Me hubiera gustado preguntarle a Óscar Romero sobre qué pensaba sobre ese sacerdote jesuita que, con sus compañeros, cada semana le ayudaba a hacer unas homilías que leídas duraban 15 minutos, pero por los constantes aplausos pasaban de media hora.
Pero a Mons. Romero lo asesinaron antes que al P. Ellacuría. El P. Ignacio, sin embargo, tuvo tiempo de escribir sobre su arzobispo.
“Bastó un tiro a su corazón para acabar con su vida mortal. Estaba amenazado hacía meses y nunca buscó la menor protección.
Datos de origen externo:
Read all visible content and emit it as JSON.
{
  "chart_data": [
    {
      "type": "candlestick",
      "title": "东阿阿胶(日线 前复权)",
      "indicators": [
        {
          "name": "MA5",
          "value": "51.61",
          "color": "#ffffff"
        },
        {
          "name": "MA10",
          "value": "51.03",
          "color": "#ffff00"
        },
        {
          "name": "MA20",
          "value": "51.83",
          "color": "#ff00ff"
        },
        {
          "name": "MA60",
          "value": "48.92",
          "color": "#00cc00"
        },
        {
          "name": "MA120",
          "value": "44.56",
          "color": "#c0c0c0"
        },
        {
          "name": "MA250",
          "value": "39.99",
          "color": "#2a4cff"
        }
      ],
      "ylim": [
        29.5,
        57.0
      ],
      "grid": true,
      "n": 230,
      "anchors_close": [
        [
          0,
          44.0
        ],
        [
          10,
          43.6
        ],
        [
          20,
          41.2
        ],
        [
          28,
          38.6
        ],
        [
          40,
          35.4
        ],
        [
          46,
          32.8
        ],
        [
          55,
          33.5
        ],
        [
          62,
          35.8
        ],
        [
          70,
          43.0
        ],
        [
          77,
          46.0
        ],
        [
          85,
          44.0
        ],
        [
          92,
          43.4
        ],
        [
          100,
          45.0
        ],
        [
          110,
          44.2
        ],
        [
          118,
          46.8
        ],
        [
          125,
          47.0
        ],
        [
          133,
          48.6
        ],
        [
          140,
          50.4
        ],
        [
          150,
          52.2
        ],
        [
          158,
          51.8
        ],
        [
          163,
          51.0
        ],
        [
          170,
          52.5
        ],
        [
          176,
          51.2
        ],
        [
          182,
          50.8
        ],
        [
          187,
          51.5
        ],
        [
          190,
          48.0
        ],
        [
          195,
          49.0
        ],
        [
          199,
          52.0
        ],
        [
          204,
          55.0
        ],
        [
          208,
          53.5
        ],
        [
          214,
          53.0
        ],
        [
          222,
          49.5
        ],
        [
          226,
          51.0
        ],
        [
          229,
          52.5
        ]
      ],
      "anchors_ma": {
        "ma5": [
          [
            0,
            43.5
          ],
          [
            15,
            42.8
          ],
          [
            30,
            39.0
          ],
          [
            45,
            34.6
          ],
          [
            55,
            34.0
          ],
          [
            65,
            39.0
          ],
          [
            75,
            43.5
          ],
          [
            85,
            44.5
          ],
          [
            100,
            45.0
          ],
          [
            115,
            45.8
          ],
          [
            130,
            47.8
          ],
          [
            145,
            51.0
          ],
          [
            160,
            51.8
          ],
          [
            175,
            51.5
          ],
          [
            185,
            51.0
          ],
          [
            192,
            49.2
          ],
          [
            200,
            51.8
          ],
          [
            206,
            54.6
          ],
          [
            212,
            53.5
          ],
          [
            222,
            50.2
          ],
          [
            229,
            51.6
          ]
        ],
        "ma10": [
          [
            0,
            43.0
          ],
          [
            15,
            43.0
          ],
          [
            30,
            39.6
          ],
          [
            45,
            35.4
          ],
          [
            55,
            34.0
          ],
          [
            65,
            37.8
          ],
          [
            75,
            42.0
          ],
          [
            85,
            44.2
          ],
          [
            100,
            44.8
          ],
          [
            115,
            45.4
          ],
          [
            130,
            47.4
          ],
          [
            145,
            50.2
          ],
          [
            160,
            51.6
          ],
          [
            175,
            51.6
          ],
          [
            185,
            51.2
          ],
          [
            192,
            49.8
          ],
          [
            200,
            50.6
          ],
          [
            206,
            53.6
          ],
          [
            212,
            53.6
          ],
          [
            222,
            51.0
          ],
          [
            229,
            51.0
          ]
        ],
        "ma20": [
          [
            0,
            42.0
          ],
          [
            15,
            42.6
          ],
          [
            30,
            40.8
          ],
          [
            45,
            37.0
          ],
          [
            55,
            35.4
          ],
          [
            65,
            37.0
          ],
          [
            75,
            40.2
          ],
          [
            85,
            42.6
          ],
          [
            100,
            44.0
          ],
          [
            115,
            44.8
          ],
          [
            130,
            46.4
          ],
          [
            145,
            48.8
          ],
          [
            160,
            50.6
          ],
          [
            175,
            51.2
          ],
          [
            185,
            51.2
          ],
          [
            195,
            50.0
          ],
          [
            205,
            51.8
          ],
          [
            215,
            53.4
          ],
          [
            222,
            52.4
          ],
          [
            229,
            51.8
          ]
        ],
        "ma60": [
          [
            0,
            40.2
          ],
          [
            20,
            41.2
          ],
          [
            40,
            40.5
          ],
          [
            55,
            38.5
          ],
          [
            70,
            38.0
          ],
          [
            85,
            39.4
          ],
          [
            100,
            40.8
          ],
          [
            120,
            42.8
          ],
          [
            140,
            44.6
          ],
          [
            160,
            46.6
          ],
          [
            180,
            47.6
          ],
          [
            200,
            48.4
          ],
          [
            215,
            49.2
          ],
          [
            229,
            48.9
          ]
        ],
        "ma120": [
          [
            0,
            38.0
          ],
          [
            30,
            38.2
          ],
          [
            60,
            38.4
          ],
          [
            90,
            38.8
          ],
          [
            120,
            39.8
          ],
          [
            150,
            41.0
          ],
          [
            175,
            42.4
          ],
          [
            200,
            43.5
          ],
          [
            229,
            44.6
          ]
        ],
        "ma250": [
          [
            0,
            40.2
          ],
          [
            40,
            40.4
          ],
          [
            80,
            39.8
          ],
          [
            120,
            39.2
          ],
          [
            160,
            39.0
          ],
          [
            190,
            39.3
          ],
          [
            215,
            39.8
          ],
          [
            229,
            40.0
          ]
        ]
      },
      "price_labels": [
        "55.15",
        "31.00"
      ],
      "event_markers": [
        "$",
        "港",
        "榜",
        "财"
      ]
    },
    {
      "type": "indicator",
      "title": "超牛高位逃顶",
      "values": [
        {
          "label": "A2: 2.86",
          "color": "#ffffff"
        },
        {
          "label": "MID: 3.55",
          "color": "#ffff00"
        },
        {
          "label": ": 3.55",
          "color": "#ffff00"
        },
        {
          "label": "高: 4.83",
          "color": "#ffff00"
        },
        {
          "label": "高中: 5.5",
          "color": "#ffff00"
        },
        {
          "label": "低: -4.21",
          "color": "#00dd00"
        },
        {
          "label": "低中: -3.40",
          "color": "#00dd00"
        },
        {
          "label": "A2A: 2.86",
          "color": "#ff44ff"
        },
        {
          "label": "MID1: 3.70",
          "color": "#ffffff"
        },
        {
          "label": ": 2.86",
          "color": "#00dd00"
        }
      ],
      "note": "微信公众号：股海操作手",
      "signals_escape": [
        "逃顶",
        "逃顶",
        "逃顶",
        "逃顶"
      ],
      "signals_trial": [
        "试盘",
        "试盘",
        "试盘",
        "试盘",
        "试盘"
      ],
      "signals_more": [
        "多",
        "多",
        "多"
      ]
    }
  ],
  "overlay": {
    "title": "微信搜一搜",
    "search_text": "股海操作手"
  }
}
El mismo conducía su auto y vivía en un indefenso apartamento adosado a la Iglesia.
Lo mataron los mismos que matan al pueblo, los mismos que en el mismo año de su martirio exterminaron a diez mil salvadoreños, la mayor parte de ellos jóvenes campesinos y estudiantes, pero también ancianos, mujeres y niños, que aparecieron luego torturados, destrozados, muchas veces irreconocibles”.
“Mons. Romero se convirtió en el gran regalo de Dios. Porque él mismo quedó totalmente convertido. No ocurrió todo de un golpe, aunque fue súbito el cambio inicial”.
“El asesinato del P. jesuita Rutilio Grande, el primero de los sacerdotes mártires que le tocó enterrar, sacudió su conciencia.
Se le rompieron los velos que le ocultaban la verdad y la nueva verdad comenzó a apoderarse de todo su ser… Entonces, comprendió lo que significaba ser apóstol en El Salvador de hoy significaba ser profeta y ser mártir”.
Y termina con esta frase “Con Monseñor Romero, Dios pasó por El Salvador”.
El año próximo, 2015, será declarado Beato por el papa Francisco “San Romero de América” como ya cariñosamente lo llama-mos muchos latinos americanos.